A generic method to evaluate functions that work on positions, with multiprocessing. Examples are (see the shortcut functions as well):

dispersions_between_positions()
mean_agreement_between_positions()

taupy.simulation.evaluation.dispersions_between_positions(positions, *, measure=<function normalised_hamming_distance>)[source]#

taupy.simulation.evaluation.mean_agreement_between_positions(positions, *, measure=<function bna>)[source]#

Measures that rely on clustering#

Evaluation.generate_clusters(*, clustering_settings={})[source]#: Apply the clustering algorithm selected in Evaluation.clustering_method to the stored debate stages and positions. The clusters are saved in the Evaluation.clusters list and can be accessed by functions that work on clusterings.

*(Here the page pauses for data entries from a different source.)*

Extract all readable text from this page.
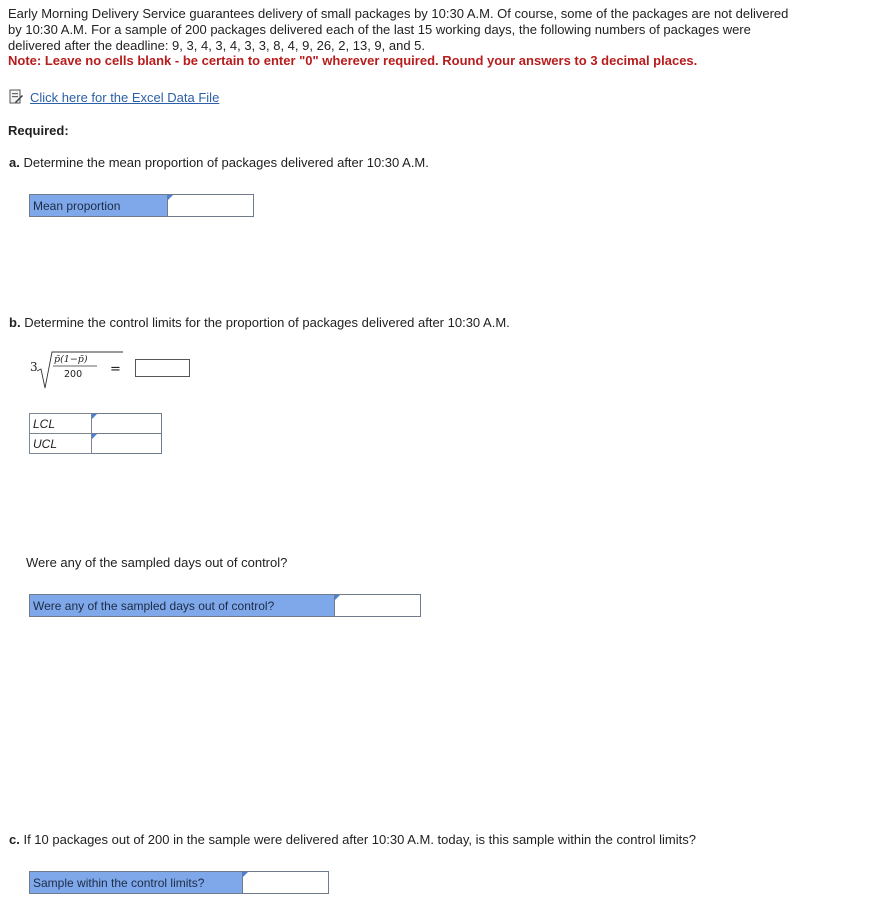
Early Morning Delivery Service guarantees delivery of small packages by 10:30 A.M. Of course, some of the packages are not delivered
by 10:30 A.M. For a sample of 200 packages delivered each of the last 15 working days, the following numbers of packages were
delivered after the deadline: 9, 3, 4, 3, 4, 3, 3, 8, 4, 9, 26, 2, 13, 9, and 5.
Note: Leave no cells blank - be certain to enter "0" wherever required. Round your answers to 3 decimal places.
Click here for the Excel Data File
Required:
a. Determine the mean proportion of packages delivered after 10:30 A.M.
Mean proportion	
b. Determine the control limits for the proportion of packages delivered after 10:30 A.M.
3
p̄(1−p̄)
200 =
LCL	

UCL	
Were any of the sampled days out of control?
Were any of the sampled days out of control?	
c. If 10 packages out of 200 in the sample were delivered after 10:30 A.M. today, is this sample within the control limits?
Sample within the control limits?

Evaluation.group_divergence(*, measure=<function normalised_hamming_distance>)[source]#

Calculate the group divergence between all positions stored in the Evaluation object and add a column to the data object. Raises an error if no clustering has been generated.

See taupy.analysis.polarisation.group_divergence() for details.

Evaluation.group_consensus(*, measure=<function normalised_hamming_distance>)[source]#

Calculate the group consensus between all positions stored in the Evaluation object and add a column to the data object. Raises an error if no clustering has been generated.

See taupy.analysis.polarisation.group_consensus() for details.

Evaluation.clusters_analysis(*, function, column_name='NAME', configuration={})[source]#

Generic multi-process function to apply a measure that works on the cluster structure of a simulation.

Parameters:

function –
A function to be applied in multiprocessing. Here is a list of examples from different taupy submodules that work with this function:
- number_of_groups
- group_size_parity
- coverage_of_clustering
- Shannon_index
- normalised_Shannon_index
- Simpson_index
- inverse_Simpson_index
- Gini_Simpson_index
Note that group_divergence() and group_consensus() are calculated with dedicated methods. This is because both functions rely on additional information not present in the clustering alone.
column_name (str) – Title of the column that is added to the Evaluations data table. Should be indicative of the measure that was applied.